Cornell University, the Massachusetts Institute of Technology, and New York University are the tops when it comes to offering courses in cryptocurrencies and blockchain technology, according to a new report from Coinbase.
In addition, more than half (56%) of the world’s top 50 universities now offer at least one cryptocurrency or blockchain course, according to the 2nd Annual Coinbase Report on Higher Education, released on August 28. That’s up from 42% in 2018.
What’s more, the number of students that report having taken one of those courses doubled in the past year.
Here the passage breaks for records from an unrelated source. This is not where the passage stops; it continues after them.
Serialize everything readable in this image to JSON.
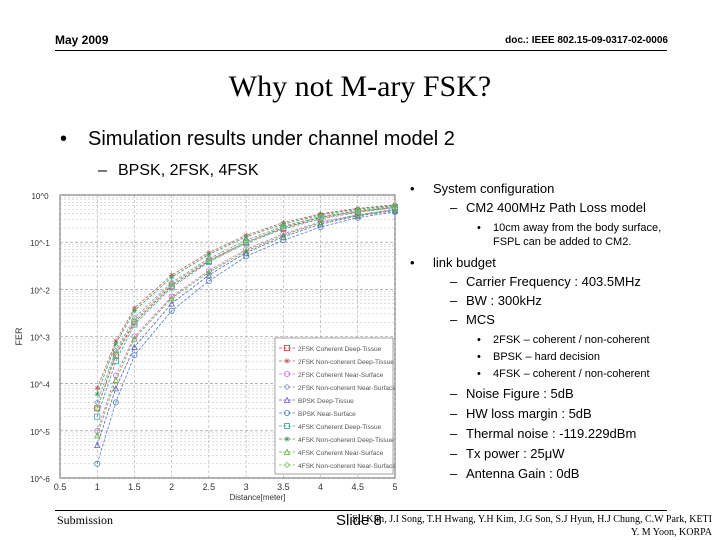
{
  "header": {
    "date": "May 2009",
    "doc_id": "doc.: IEEE 802.15-09-0317-02-0006"
  },
  "title": "Why not M-ary FSK?",
  "bullet1": "Simulation results under channel model 2",
  "bullet1_sub": "BPSK,  2FSK, 4FSK",
  "right": {
    "sys_title": "System  configuration",
    "sys_item": "CM2 400MHz Path Loss model",
    "sys_note_l1": "10cm away from the body surface,",
    "sys_note_l2": "FSPL can be added to CM2.",
    "link_title": "link budget",
    "link_items": [
      "Carrier Frequency : 403.5MHz",
      "BW : 300kHz",
      "MCS"
    ],
    "mcs_items": [
      "2FSK – coherent / non-coherent",
      "BPSK – hard decision",
      "4FSK – coherent / non-coherent"
    ],
    "more_items": [
      "Noise Figure : 5dB",
      "HW loss margin : 5dB",
      "Thermal noise : -119.229dBm",
      "Tx power : 25μW",
      "Antenna Gain : 0dB"
    ]
  },
  "chart_data": {
    "type": "line",
    "title": "",
    "xlabel": "Distance[meter]",
    "ylabel": "FER",
    "y_scale": "log",
    "xlim": [
      0.5,
      5
    ],
    "ylim": [
      1e-06,
      1
    ],
    "x_ticks": [
      "0.5",
      "1",
      "1.5",
      "2",
      "2.5",
      "3",
      "3.5",
      "4",
      "4.5",
      "5"
    ],
    "y_ticks": [
      "10^0",
      "10^-1",
      "10^-2",
      "10^-3",
      "10^-4",
      "10^-5",
      "10^-6"
    ],
    "legend_position": "bottom-right",
    "grid": true,
    "x": [
      1.0,
      1.25,
      1.5,
      2.0,
      2.5,
      3.0,
      3.5,
      4.0,
      4.5,
      5.0
    ],
    "series": [
      {
        "name": "2FSK Coherent Deep-Tissue",
        "color": "#d04040",
        "marker": "square",
        "values": [
          3e-05,
          0.0004,
          0.002,
          0.012,
          0.04,
          0.1,
          0.2,
          0.33,
          0.45,
          0.55
        ]
      },
      {
        "name": "2FSK Non-coherent Deep-Tissue",
        "color": "#c06060",
        "marker": "star",
        "values": [
          8e-05,
          0.0008,
          0.004,
          0.02,
          0.06,
          0.14,
          0.26,
          0.4,
          0.52,
          0.62
        ]
      },
      {
        "name": "2FSK Coherent Near-Surface",
        "color": "#d070d0",
        "marker": "circle",
        "values": [
          1e-05,
          0.00015,
          0.001,
          0.007,
          0.025,
          0.07,
          0.15,
          0.27,
          0.38,
          0.5
        ]
      },
      {
        "name": "2FSK Non-coherent Near-Surface",
        "color": "#9090d0",
        "marker": "diamond",
        "values": [
          4e-05,
          0.0005,
          0.0025,
          0.014,
          0.045,
          0.11,
          0.22,
          0.35,
          0.47,
          0.58
        ]
      },
      {
        "name": "BPSK Deep-Tissue",
        "color": "#6060c0",
        "marker": "triangle",
        "values": [
          5e-06,
          8e-05,
          0.0006,
          0.005,
          0.02,
          0.06,
          0.13,
          0.24,
          0.36,
          0.47
        ]
      },
      {
        "name": "BPSK Near-Surface",
        "color": "#5080c0",
        "marker": "circle",
        "values": [
          2e-06,
          4e-05,
          0.0004,
          0.0035,
          0.015,
          0.05,
          0.11,
          0.21,
          0.33,
          0.44
        ]
      },
      {
        "name": "4FSK Coherent Deep-Tissue",
        "color": "#40a0a0",
        "marker": "square",
        "values": [
          2e-05,
          0.0003,
          0.0018,
          0.011,
          0.038,
          0.095,
          0.19,
          0.31,
          0.43,
          0.54
        ]
      },
      {
        "name": "4FSK Non-coherent Deep-Tissue",
        "color": "#40a060",
        "marker": "star",
        "values": [
          6e-05,
          0.0007,
          0.0035,
          0.018,
          0.055,
          0.13,
          0.24,
          0.38,
          0.5,
          0.6
        ]
      },
      {
        "name": "4FSK Coherent Near-Surface",
        "color": "#60b040",
        "marker": "triangle",
        "values": [
          8e-06,
          0.00012,
          0.0009,
          0.0065,
          0.023,
          0.065,
          0.14,
          0.26,
          0.37,
          0.49
        ]
      },
      {
        "name": "4FSK Non-coherent Near-Surface",
        "color": "#80c060",
        "marker": "diamond",
        "values": [
          3e-05,
          0.00045,
          0.0022,
          0.013,
          0.042,
          0.1,
          0.21,
          0.34,
          0.46,
          0.57
        ]
      }
    ]
  },
  "footer": {
    "left": "Submission",
    "slide": "Slide 8",
    "authors_l1": "S.J Kim, J.I Song, T.H Hwang, Y.H Kim, J.G Son, S.J Hyun, H.J Chung, C.W Park, KETI",
    "authors_l2": "Y. M Yoon, KORPA"
  }
}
“The increasing interest in studying crypto at colleges and universities speaks volumes about the future of money,” said Nina Willdorf, director of content and editorial for Coinbase, in a release. “What’s most exciting about these findings is that they show interest far beyond computer science and programming to law, economics, finance, and social sciences.”
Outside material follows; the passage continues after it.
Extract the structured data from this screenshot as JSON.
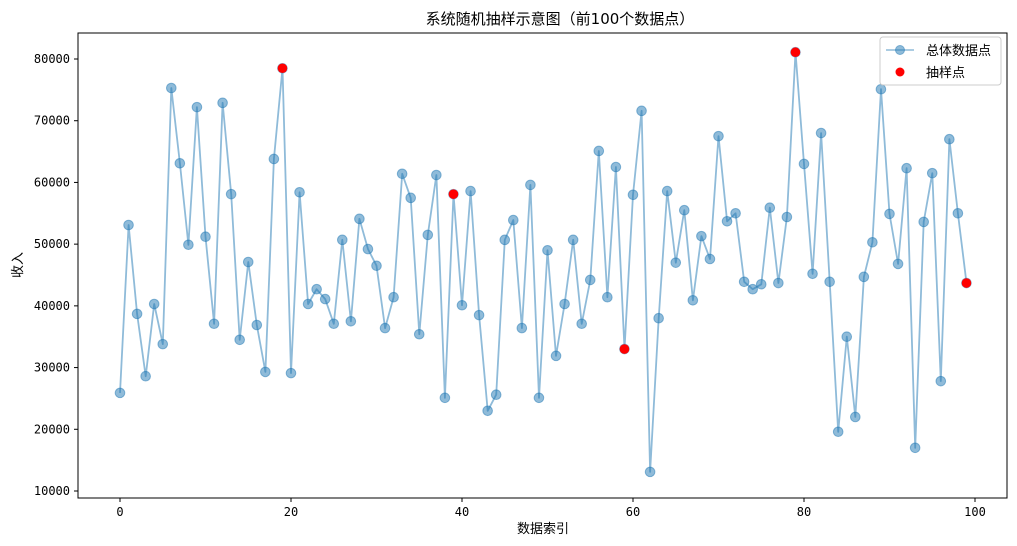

Nearly 70% of those classes are in departments other than computer science. While it accounts for almost one third of crypto and blockchain classes, finance, business and economics departments now account for nearly 20%. Law classes make up another 10.7%.
“The blockchain domain’s interdisciplinary nature makes it very different from any traditional field,” University of California Berkeley (No. 6) computer science professor Dawn Song was quoted as saying in the report. “And so at schools around the world, legal scholars are grappling with ethics and regulatory structures, economists are exploring the potential of borderless currency, computer scientists are building new applications, and social scientists are looking at overall impact on society.”
Coinbase’s report also notes a growing interest among students in learning how to use blockchain and cryptocurrencies for social justice causes. That grew from 13% to 20% between 2018 and 2019.
Indeed, Facebook has made helping the unbanked poor access financial services a major part of its reason for creating the proposed Libra cryptocurrency. The United Nations is also actively exploring the technology. The UN High Commissioner for Refugees (UNHCR), the UN International Children’s Emergency Fund (UNICEF) and the UN World Food Programme (WFP) are all using or experimenting with blockchain.
The study was performed by Qriously for Coinbase. It surveyed 735 U.S. students age 16 and older. The general population survey included 6,011 respondents, also 16 and older. The report’s authors also reviewed courses at 50 international universities, analyzed research citations and extracurricular offerings, and interviewed students and professors. The Top 50 Universities were based on U.S. News & World Reports: Best Global Universities of 2019.